Ein Jahr ohne neue Frisur

Mit einem Fön bläst eine Kollegin nebenan Haare trocken. Dass sie diesmal nur Frauen seien, sei Zufall, berichtet Bug. „Die Kutten tragen wir, um einheitlich aufzutreten, Berührungsängste zu nehmen und einen Wiedererkennungswert zu schaffen“, sagt die Bad Homburgerin. Duzen gehöre dazu, um eine vertraute Atmosphäre zu schaffen. Ihr Sohn Dominik kontrolliert am Eingang, ob neu ankommende Gäste, geimpft sind. Alternativ bietet er ihnen einen Corona-Schnelltest an. Auch er wolle Gutes tun, sagt der 19-Jährige, der erstmals mithilft.

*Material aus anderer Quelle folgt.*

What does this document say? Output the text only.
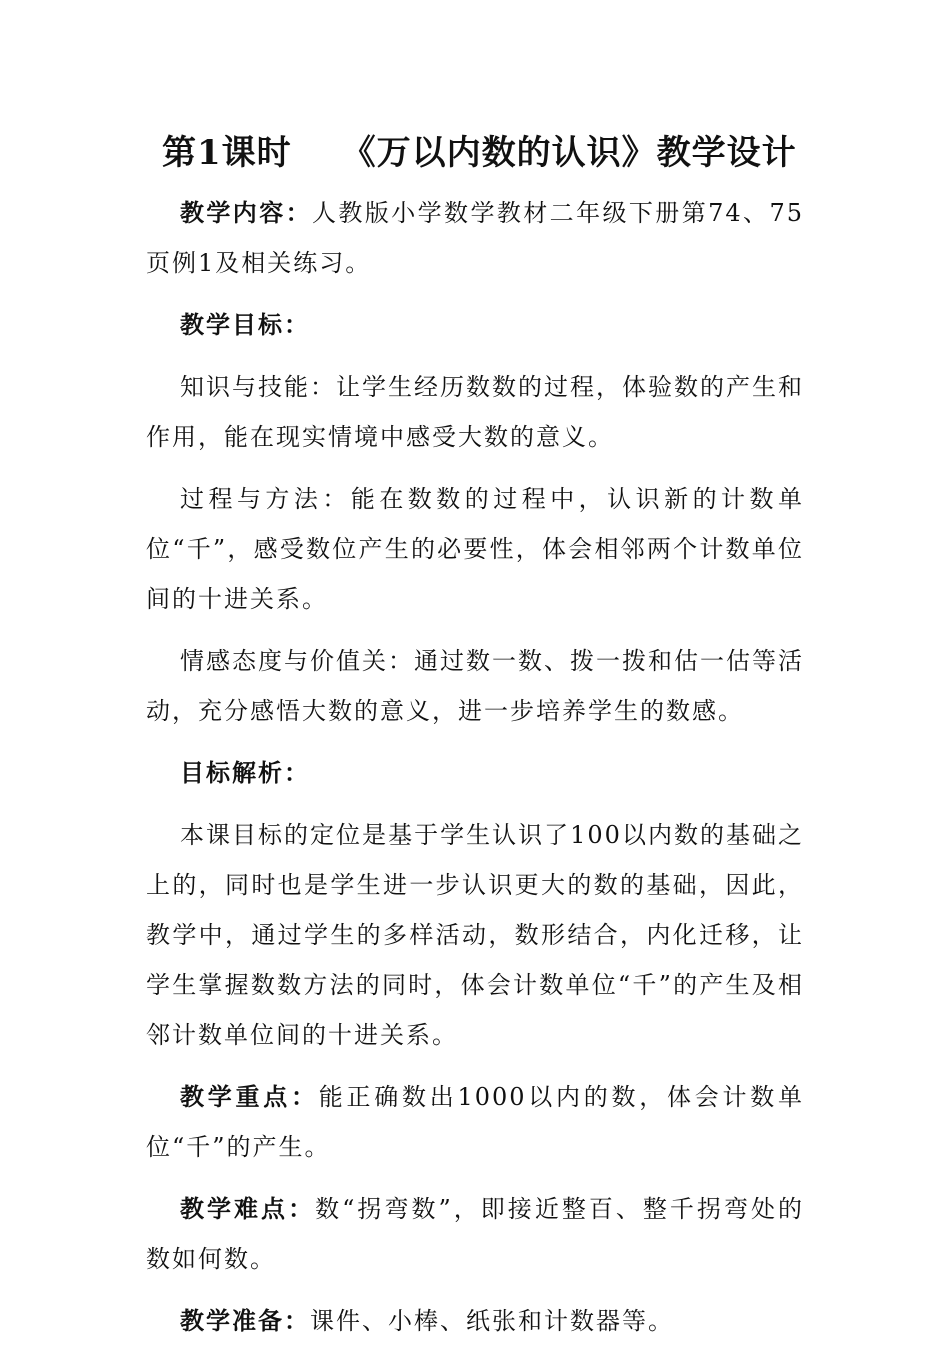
第1课时 《万以内数的认识》教学设计

教学内容：人教版小学数学教材二年级下册第74、75页例1及相关练习。

教学目标：

知识与技能：让学生经历数数的过程，体验数的产生和作用，能在现实情境中感受大数的意义。

过程与方法：能在数数的过程中，认识新的计数单位“千”，感受数位产生的必要性，体会相邻两个计数单位间的十进关系。

情感态度与价值关：通过数一数、拨一拨和估一估等活动，充分感悟大数的意义，进一步培养学生的数感。

目标解析：

本课目标的定位是基于学生认识了100以内数的基础之上的，同时也是学生进一步认识更大的数的基础，因此，教学中，通过学生的多样活动，数形结合，内化迁移，让学生掌握数数方法的同时，体会计数单位“千”的产生及相邻计数单位间的十进关系。

教学重点：能正确数出1000以内的数，体会计数单位“千”的产生。

教学难点：数“拐弯数”，即接近整百、整千拐弯处的数如何数。

教学准备：课件、小棒、纸张和计数器等。
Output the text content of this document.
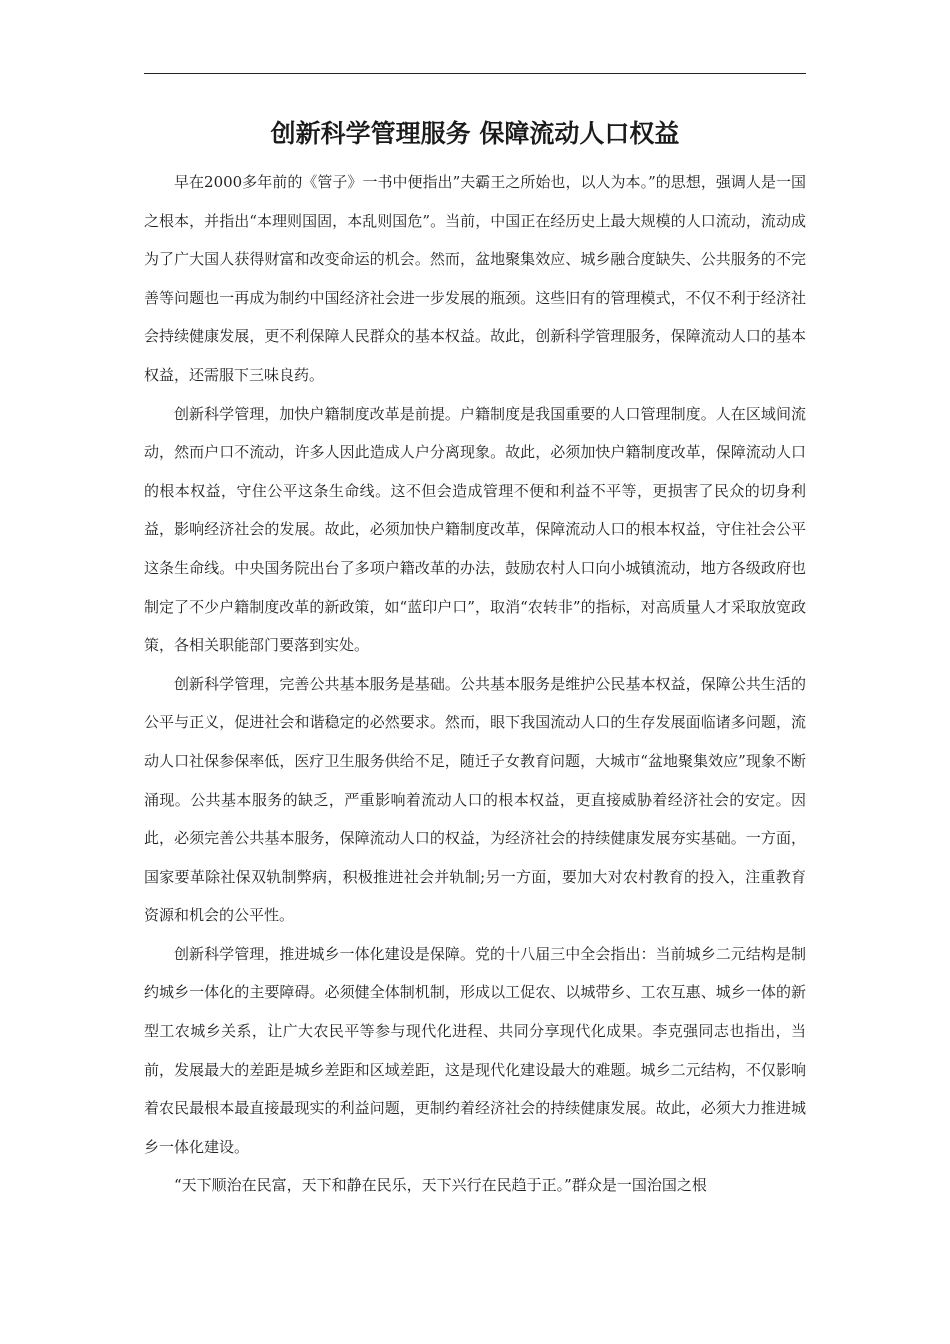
创新科学管理服务 保障流动人口权益

早在2000多年前的《管子》一书中便指出”夫霸王之所始也，以人为本。”的思想，强调人是一国之根本，并指出“本理则国固，本乱则国危”。当前，中国正在经历史上最大规模的人口流动，流动成为了广大国人获得财富和改变命运的机会。然而，盆地聚集效应、城乡融合度缺失、公共服务的不完善等问题也一再成为制约中国经济社会进一步发展的瓶颈。这些旧有的管理模式，不仅不利于经济社会持续健康发展，更不利保障人民群众的基本权益。故此，创新科学管理服务，保障流动人口的基本权益，还需服下三味良药。

创新科学管理，加快户籍制度改革是前提。户籍制度是我国重要的人口管理制度。人在区域间流动，然而户口不流动，许多人因此造成人户分离现象。故此，必须加快户籍制度改革，保障流动人口的根本权益，守住公平这条生命线。这不但会造成管理不便和利益不平等，更损害了民众的切身利益，影响经济社会的发展。故此，必须加快户籍制度改革，保障流动人口的根本权益，守住社会公平这条生命线。中央国务院出台了多项户籍改革的办法，鼓励农村人口向小城镇流动，地方各级政府也制定了不少户籍制度改革的新政策，如“蓝印户口”，取消“农转非”的指标，对高质量人才采取放宽政策，各相关职能部门要落到实处。

创新科学管理，完善公共基本服务是基础。公共基本服务是维护公民基本权益，保障公共生活的公平与正义，促进社会和谐稳定的必然要求。然而，眼下我国流动人口的生存发展面临诸多问题，流动人口社保参保率低，医疗卫生服务供给不足，随迁子女教育问题，大城市“盆地聚集效应”现象不断涌现。公共基本服务的缺乏，严重影响着流动人口的根本权益，更直接威胁着经济社会的安定。因此，必须完善公共基本服务，保障流动人口的权益，为经济社会的持续健康发展夯实基础。一方面，国家要革除社保双轨制弊病，积极推进社会并轨制;另一方面，要加大对农村教育的投入，注重教育资源和机会的公平性。

创新科学管理，推进城乡一体化建设是保障。党的十八届三中全会指出：当前城乡二元结构是制约城乡一体化的主要障碍。必须健全体制机制，形成以工促农、以城带乡、工农互惠、城乡一体的新型工农城乡关系，让广大农民平等参与现代化进程、共同分享现代化成果。李克强同志也指出，当前，发展最大的差距是城乡差距和区域差距，这是现代化建设最大的难题。城乡二元结构，不仅影响着农民最根本最直接最现实的利益问题，更制约着经济社会的持续健康发展。故此，必须大力推进城乡一体化建设。

“天下顺治在民富，天下和静在民乐，天下兴行在民趋于正。”群众是一国治国之根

Lale, die zum zweiten Mal zum Haare schneiden gekommen ist und sich gerade von Tina Ihrig ihre langen Haare um vorher besprochene „20 Zentimeter“ kürzen lässt, freut sich schon auf das Ergebnis. Gleichzeitig ist sie etwas unsicher, was da mit ihr passiert und fragt immer wieder nach. „Man fühlt sich hinterher selbstsicherer“, sagt sie. Die 41-Jährige sei im „Methadon-Vergabe-Programm“ des Eastside, und seit rund einem Jahr nicht mehr in einem Haarsalon gewesen. „Ich hab’s ehrlich gesagt nicht mehr auf die Reihe gekriegt, zum Friseur zu gehen“, sagt sie und erwähnt psychische Probleme, während Tina Ihrig ihre langen Haare auskämmt. Die 33-jährige Friseurin aus Ludwigshafen berichtet, dass ihre fünfköpfige Familie selbst „nicht das große Geld“ habe. „Meine Zeit und mein Handwerk zur Verfügung zu stellen kostet mich aber nix“, sagt Ihrig und weiter: „Das Lächeln der Gäste ist unbezahlbar“.

Neues Selbstvertrauen

Wie „neu geboren“, fühle er sich, sagt Silvio, der mit seinem neuen Haarschnitt bei einem Getränk und etwas zu essen im Garten hinter der Werkhalle sitzt. Denn neben den Haarschnitten gibt es auch Essen vom Grill. Nach einem ersten musternden Blick in einen Spiegel sagt Silvio: „Ich finde es sehr gut und bin positiv überrascht“. Sonst schneide sich der 48-Jährige, der in einer betreuten Wohngruppe lebe, seine Haare selbst. Das Geld sei zu knapp für einen professionellen Haarschnitt, sagt er. „Mit der Maschine“ sei er „eine Stunde“ zugange und der Schnitt werde kaum gleichmäßig. Einer der Mitarbeitenden des Eastside sagt, er erkenne „Wesensveränderungen“ bei seinen Klientinnen und Klienten nach jedem Haare schneiden. „Sie laufen ganz anders“, sagt er und macht eine gerade und aufrechte Haltung vor.